Brace for an ad blitz over Florida growth amendment
01/26/2010
By Aaron Deslatte
Orlando Sentinel
January 24, 2010
Aaron Deslatte
Brace for an ad blitz over Florida growth amendment
Get ready for a Super Bowl-like showcase of corporate-sponsored political advertising in the fall elections. No, we don't mean ads that will result from the U.S. Supreme Court's decision to allow companies and unions to blow big bucks directly on political ads for and against politicians.
We're talking about the war that Florida businesses and their lobbying arms are girding for against the Hometown Democracy constitutional amendment. It would ban local governments from making major changes in their development regulations without a public vote.
Publix Supermarkets, the Florida Chamber of Commerce, the Florida Association of Realtors and various developers poured $485,000 into a political-action committee, Floridians for Smarter Growth, last year. But that's just a down payment.
They officially kick off their campaign in Tallahassee this week, releasing an economic study that purports to show the amendment would kill jobs - the first move in an all-out blitz to convince voters that Amendment 4 would spell disaster for Florida's development-addicted economy.
Hometown Democracy's primary adversaries are all groups whose lifeblood could be cut off. Corporations and builders constantly need local governments to change their comprehensive growth plans in order to plop down new strip malls, gated communities, apartment complexes, even landfills. Publix gave $125,000 last year; the Florida Chamber gave $80,000; Realtors $70,000, Waste Management Inc. $50,000, and the Homebuilders Association of Metro Orlando kicked in $4,000.
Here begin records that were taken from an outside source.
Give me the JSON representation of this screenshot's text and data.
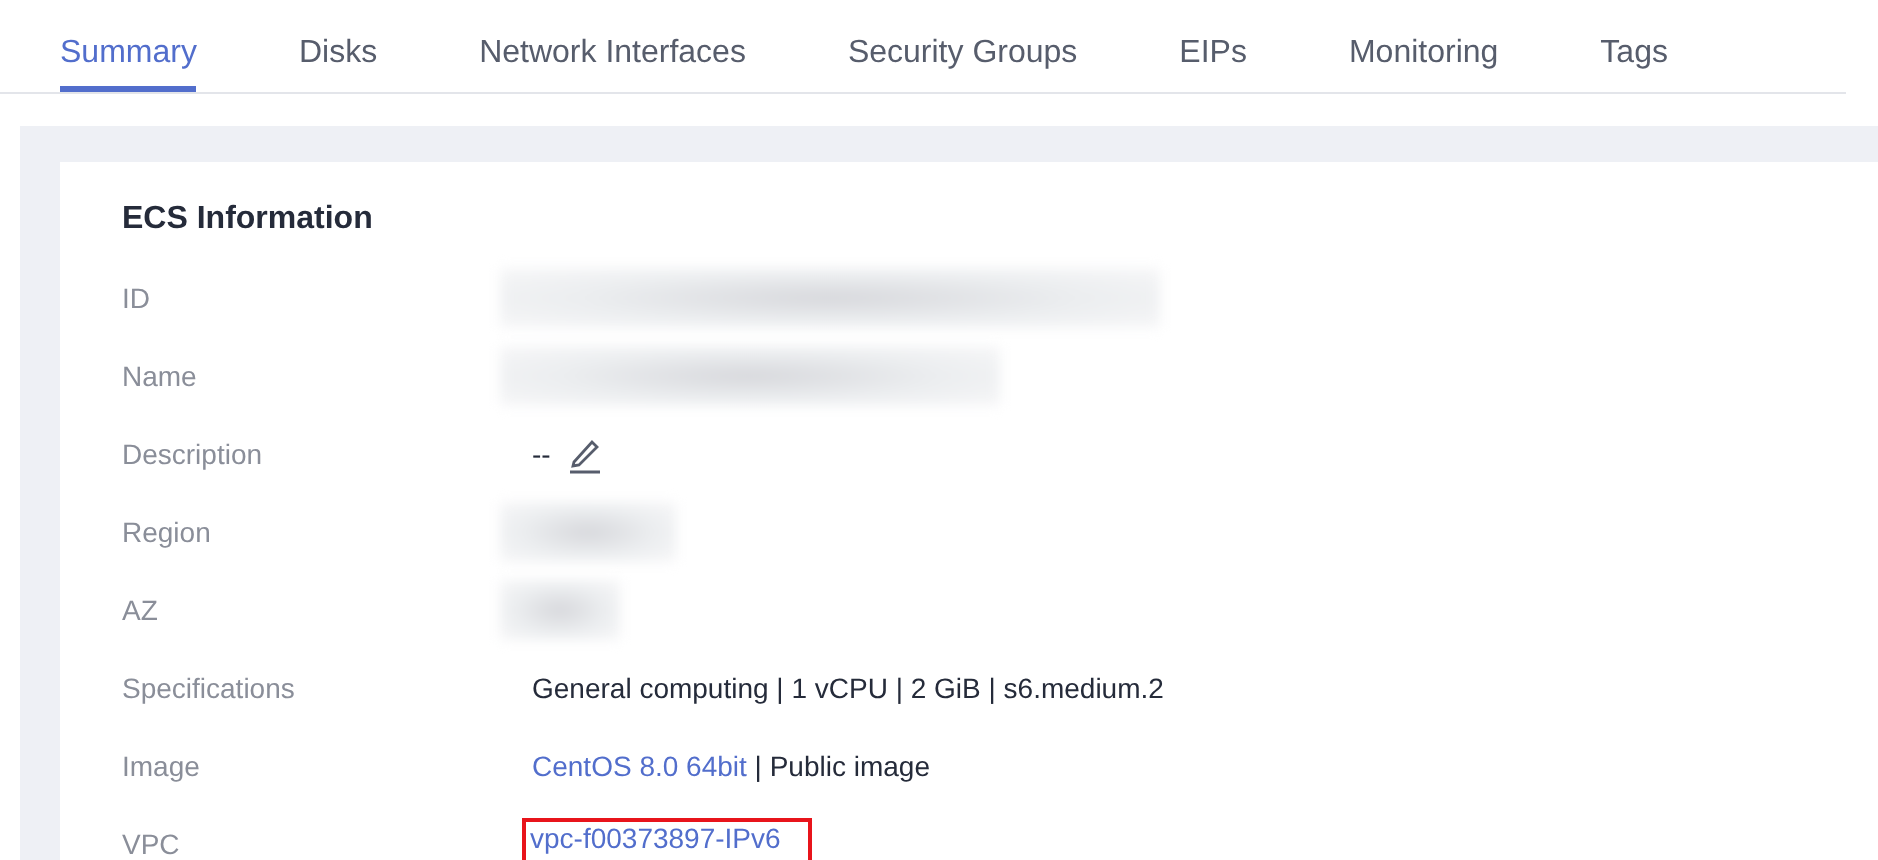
{
  "tabs": [
    {
      "label": "Summary",
      "selected": true
    },
    {
      "label": "Disks",
      "selected": false
    },
    {
      "label": "Network Interfaces",
      "selected": false
    },
    {
      "label": "Security Groups",
      "selected": false
    },
    {
      "label": "EIPs",
      "selected": false
    },
    {
      "label": "Monitoring",
      "selected": false
    },
    {
      "label": "Tags",
      "selected": false
    }
  ],
  "ecs_information": {
    "title": "ECS Information",
    "rows": [
      {
        "label": "ID",
        "kind": "redacted"
      },
      {
        "label": "Name",
        "kind": "redacted"
      },
      {
        "label": "Description",
        "kind": "editable",
        "value": "--"
      },
      {
        "label": "Region",
        "kind": "redacted"
      },
      {
        "label": "AZ",
        "kind": "redacted"
      },
      {
        "label": "Specifications",
        "kind": "text",
        "value": "General computing | 1 vCPU | 2 GiB | s6.medium.2"
      },
      {
        "label": "Image",
        "kind": "link_text",
        "link": "CentOS 8.0 64bit",
        "value": " | Public image"
      },
      {
        "label": "VPC",
        "kind": "link",
        "link": "vpc-f00373897-IPv6",
        "highlighted": true
      }
    ]
  }
}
Meanwhile, that corporate focus on Hometown Democracy could have ramifications for another fight that the Republican leadership of the Florida Legislature wants to wage.
Last week, another citizen-petition group called FairDistrictsFlorida.org turned in the last of the 676,811 voter signatures needed to place its two redistricting amendments on the November ballot. If passed, the amendments would force lawmakers to re-draw state and congressional legislative districts without benefiting incumbents or political parties when the reapportionment process begins in earnest in 2011.
FairDistrictsFlorida.org has raised and spent more than $3.1million from Democratic check-writers such as the Service Employee International Union, the state and national arm of the National Education Association, and a host of Florida trial bar firms. Democrats are hoping a "fairer" redistricting process would result in the election of ... more Democrats.
House Speaker-designate Dean Cannon, R- Winter Park, and Senate President-designate Mike Haridopolos, R-Merritt Island - who will oversee the re-drawing of political maps as the Legislature's presiding officers - have been doing their utmost to throw a wrench in the movement. Their House and Senate committees have collectively spent more than $270,000 on outside counsel to study the impact of the amendments. Cannon said the committees' work had raised significant questions about whether the amendments could be implemented.
But if the legislators decide to lead an opposition campaign, they'll have a hard case to make to traditional GOP major donors, who are more fixated on Hometown Democracy - which is more in their own economic self-interest to defeat.
"Whatever they do, we're going to be ready for it," said Miami lawyer Ellen Freidin, chair of the FairDistricts group.
Enter Associated Industries of Florida. The lobbying group says it has volunteered to be the "tip of the spear" by going to court to block the amendments from ever reaching voters. "This is a simple attempt by trial lawyers and labor unions to tip the scales in how things are done in Tallahassee," says AIF President Barney Bishop, a past Florida Democratic Party executive director who says the unions and trial lawyers had no problem with the process when Democrats were in charge. "The only reason they want to change the process now is because they're out of power."